La lingua standardizzata e standardizzante imposta come la riunione delle corone ridusse lo scots ed il gaelico a semplici ed incivili dialetti, mezzi bassi e barbari di comunicazione linguistica. Se quindi con Burns ed i suoi imitatori lo scotes godette in parte di un periodo di fulgore verso la fine del Settecento, il suo disuso coninuò per tutto il diciannovesimo secondo fin quando MacDiarmid pensò di fargli incarnare l’elemento oppositivo che Nietzsche chiamò dionisiaco, e che Joyce usò per sfidare il potere apollineo della tradizione inglese.

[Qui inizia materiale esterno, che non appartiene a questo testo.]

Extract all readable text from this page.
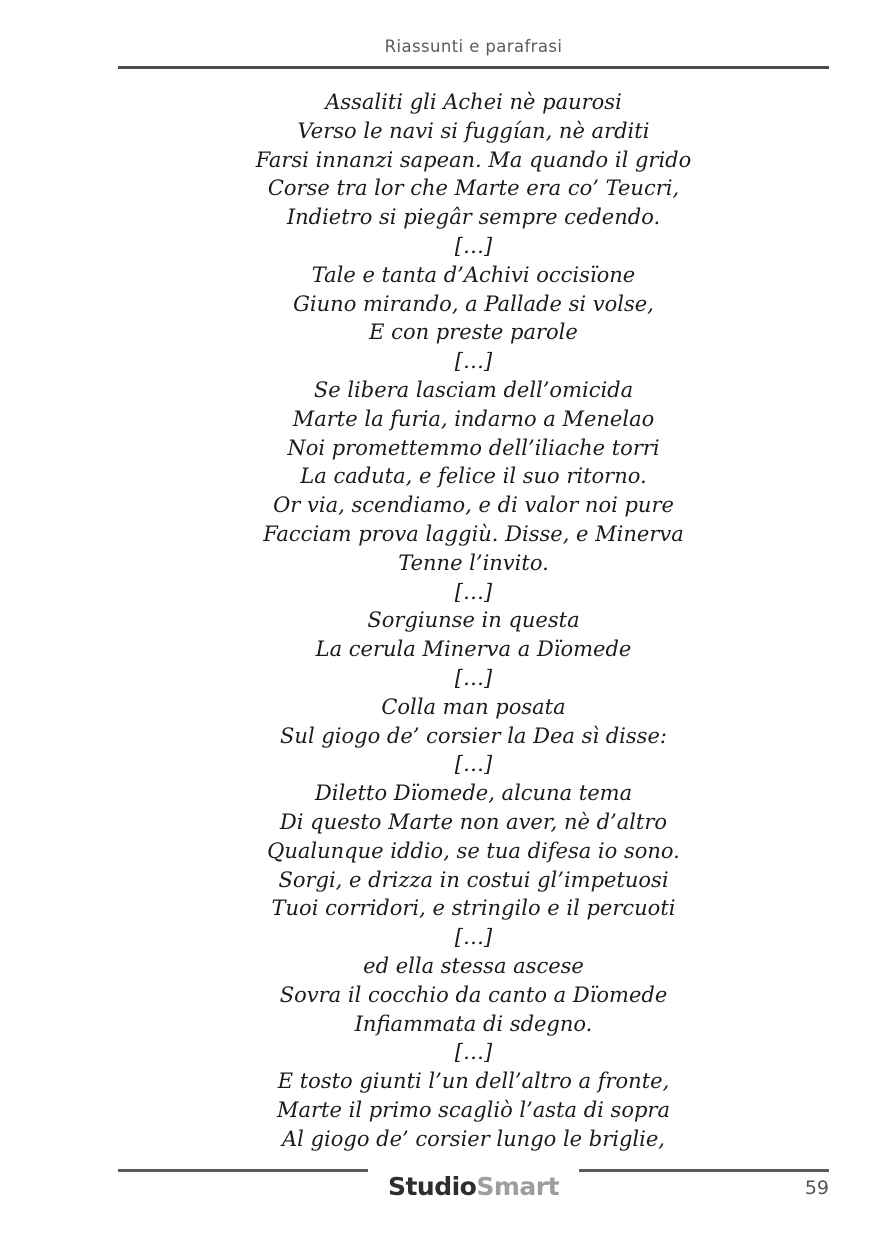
Riassunti e parafrasi
Assaliti gli Achei nè paurosi
Verso le navi si fuggían, nè arditi
Farsi innanzi sapean. Ma quando il grido
Corse tra lor che Marte era co’ Teucri,
Indietro si piegâr sempre cedendo.
[…]
Tale e tanta d’Achivi occisïone
Giuno mirando, a Pallade si volse,
E con preste parole
[…]
Se libera lasciam dell’omicida
Marte la furia, indarno a Menelao
Noi promettemmo dell’iliache torri
La caduta, e felice il suo ritorno.
Or via, scendiamo, e di valor noi pure
Facciam prova laggiù. Disse, e Minerva
Tenne l’invito.
[…]
Sorgiunse in questa
La cerula Minerva a Dïomede
[…]
Colla man posata
Sul giogo de’ corsier la Dea sì disse:
[…]
Diletto Dïomede, alcuna tema
Di questo Marte non aver, nè d’altro
Qualunque iddio, se tua difesa io sono.
Sorgi, e drizza in costui gl’impetuosi
Tuoi corridori, e stringilo e il percuoti
[…]
ed ella stessa ascese
Sovra il cocchio da canto a Dïomede
Infiammata di sdegno.
[…]
E tosto giunti l’un dell’altro a fronte,
Marte il primo scagliò l’asta di sopra
Al giogo de’ corsier lungo le briglie,
StudioSmart	59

Ciò che MacDiarmid propugnò negli anni venti e trenta del Novecento fu la rinascita delle lingue locali, degli idiomi che potessero riuscire a rappresentare l’intera gamma della vita a Scozia, ridefinendo la natura ed il carattere delle tecniche nazionali e dell’economia artistica. Nelle parole di MacDiarmid: “L’udo letterario del vernacolo – quanto del gaelico – è solo un aspetto di tutto ciò; un problema nel problema; e non sostengo la campagna per la rinascita del Doric se viene dimenticata l’essenziale diversità-nell’unità scozzese, né dove le tendenze implicate possano dimostrarsi anticulturali.”
Spence attorno alla fine del secolo scorso, e MacDiarmid successivamente, furono i due intellettuali che mostrarono di nuovo tutte le potenzialità d’un elemento di caratterizzazione culturale, un elemento che nelle loro mani divenne con facilità un mezzo di lotta politica e letteraria. Lo scots, questa lingua autoctona che per molti non poteva elevarsi a nulla più che ad un rozzo dialetto locale, stava per sfoderare, grazie ad una azione sconvolgente quanto ardita, le sue armi migliori. Commentando su questo rinnovamento, Alan Bold sottolinea in modo chiaro la nuova apertura che Spence mette a disposizione di MacDiarmid: “Spence aveva mostrato che lo scots non era affatto una lingua morta e sepolta ma una letteratura a cui si era permesso d’andare in atrofia. Ci sarebbe voluto ovviamente un genio per scuotere lo scots alle sue radici e fargli sostenere il peso della poesia moderna. MacDiarmid era pronto, deciso e capace a fare proprio questo.”